Phase Changes and Energy

Every state change involves energy being added or removed. The six phase changes have specific names: melting (solid to liquid), freezing (liquid to solid), evaporation (liquid to gas), condensation (gas to liquid), sublimation (solid to gas), and deposition (gas to solid). Sublimation is the most surprising — dry ice (solid CO₂) skips the liquid phase entirely and turns directly into gas. Frost forming on a window is deposition — water vapor turning directly into ice crystals.

There's also a fourth state of matter that most elementary curricula skip: plasma. Though rarely discussed, plasma makes up over 99% of the visible universe. Stars, lightning, neon signs, and the aurora borealis are all plasma, which forms when gas is heated so intensely that electrons separate from atoms.

Try This at Home

  • Ice observation journal — Place an ice cube on a plate and record observations every 5 minutes. Note when it's fully melted. Leave it in the sun — when does the water disappear?
  • Oobleck — Mix cornstarch and water to explore a non-Newtonian fluid that acts like a solid under pressure and a liquid when relaxed.
  • Condensation catch — Pour ice water into a glass on a humid day. Water droplets form on the outside — that's water vapor from the air condensing.
  • Balloon expansion — Put a balloon on a bottle, place in hot water (balloon inflates) then ice water (deflates). This shows how gas expands and contracts with temperature.

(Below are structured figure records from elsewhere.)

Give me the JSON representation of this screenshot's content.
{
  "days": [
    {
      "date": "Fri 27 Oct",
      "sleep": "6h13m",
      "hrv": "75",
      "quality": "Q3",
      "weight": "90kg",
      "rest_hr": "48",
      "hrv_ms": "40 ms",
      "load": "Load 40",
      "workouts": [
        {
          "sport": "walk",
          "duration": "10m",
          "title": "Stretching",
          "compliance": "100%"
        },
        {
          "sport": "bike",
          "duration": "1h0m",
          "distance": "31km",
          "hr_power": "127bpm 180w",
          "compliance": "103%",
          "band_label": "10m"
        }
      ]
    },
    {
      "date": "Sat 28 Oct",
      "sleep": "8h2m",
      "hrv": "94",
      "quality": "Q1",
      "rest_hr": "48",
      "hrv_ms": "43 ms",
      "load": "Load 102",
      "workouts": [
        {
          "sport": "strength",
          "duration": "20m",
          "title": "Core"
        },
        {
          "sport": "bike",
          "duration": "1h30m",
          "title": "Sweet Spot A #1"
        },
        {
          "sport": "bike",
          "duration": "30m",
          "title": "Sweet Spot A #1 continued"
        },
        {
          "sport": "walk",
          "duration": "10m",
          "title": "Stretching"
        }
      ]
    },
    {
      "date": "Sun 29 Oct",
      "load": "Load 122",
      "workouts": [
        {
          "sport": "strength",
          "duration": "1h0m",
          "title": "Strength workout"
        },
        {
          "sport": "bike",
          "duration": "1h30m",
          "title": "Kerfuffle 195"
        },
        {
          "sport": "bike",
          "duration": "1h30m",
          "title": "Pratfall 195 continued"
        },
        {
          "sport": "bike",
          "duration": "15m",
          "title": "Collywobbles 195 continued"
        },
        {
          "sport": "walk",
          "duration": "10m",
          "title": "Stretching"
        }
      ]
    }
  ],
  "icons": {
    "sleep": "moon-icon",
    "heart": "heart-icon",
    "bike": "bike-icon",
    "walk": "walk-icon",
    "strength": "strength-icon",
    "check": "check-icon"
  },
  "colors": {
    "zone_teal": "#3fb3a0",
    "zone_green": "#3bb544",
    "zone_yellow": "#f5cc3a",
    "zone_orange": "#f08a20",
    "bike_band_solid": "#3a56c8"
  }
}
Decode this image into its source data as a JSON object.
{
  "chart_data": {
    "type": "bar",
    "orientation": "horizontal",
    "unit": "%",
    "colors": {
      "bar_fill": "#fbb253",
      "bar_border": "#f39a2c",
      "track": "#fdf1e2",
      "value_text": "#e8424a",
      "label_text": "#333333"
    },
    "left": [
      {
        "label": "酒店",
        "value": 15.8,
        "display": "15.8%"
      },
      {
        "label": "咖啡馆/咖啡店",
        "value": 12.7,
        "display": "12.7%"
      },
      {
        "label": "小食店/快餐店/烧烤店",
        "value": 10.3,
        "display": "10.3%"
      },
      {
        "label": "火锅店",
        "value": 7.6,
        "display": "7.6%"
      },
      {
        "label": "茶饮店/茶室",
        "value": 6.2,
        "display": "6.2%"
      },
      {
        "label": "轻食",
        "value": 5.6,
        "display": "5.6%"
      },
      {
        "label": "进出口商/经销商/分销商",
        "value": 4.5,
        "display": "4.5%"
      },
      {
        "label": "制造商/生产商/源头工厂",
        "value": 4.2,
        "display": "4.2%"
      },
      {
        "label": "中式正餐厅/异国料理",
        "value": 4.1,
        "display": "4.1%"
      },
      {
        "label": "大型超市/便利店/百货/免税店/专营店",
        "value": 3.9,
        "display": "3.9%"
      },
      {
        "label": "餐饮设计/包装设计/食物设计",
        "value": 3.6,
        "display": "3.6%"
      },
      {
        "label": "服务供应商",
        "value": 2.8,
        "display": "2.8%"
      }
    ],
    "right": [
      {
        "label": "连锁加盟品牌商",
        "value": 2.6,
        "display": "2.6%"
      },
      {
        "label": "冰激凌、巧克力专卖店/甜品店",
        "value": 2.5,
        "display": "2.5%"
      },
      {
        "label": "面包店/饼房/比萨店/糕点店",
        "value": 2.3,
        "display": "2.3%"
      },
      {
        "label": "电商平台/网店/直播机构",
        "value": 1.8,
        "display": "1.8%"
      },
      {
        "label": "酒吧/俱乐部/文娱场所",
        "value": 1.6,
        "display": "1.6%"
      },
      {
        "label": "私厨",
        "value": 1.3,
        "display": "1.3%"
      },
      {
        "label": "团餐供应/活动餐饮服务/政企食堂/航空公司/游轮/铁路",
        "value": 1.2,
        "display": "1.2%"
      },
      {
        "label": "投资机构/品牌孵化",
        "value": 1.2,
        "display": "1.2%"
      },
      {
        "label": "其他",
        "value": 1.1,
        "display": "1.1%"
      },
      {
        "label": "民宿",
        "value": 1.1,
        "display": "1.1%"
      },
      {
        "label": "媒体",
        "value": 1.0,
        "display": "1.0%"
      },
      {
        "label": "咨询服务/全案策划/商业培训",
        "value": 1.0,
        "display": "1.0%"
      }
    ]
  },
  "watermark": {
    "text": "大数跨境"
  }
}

For more experiments, see: Free Science Tools for the Classroom.

💡 Fun Fact

There's actually a fourth state of matter called plasma. It forms when gas gets so hot that electrons are stripped away from atoms. Plasma makes up over 99% of the visible universe — stars (including our Sun), lightning bolts, and neon signs are all plasma. It's the most common state of matter in the universe, even though it's the rarest on Earth's surface.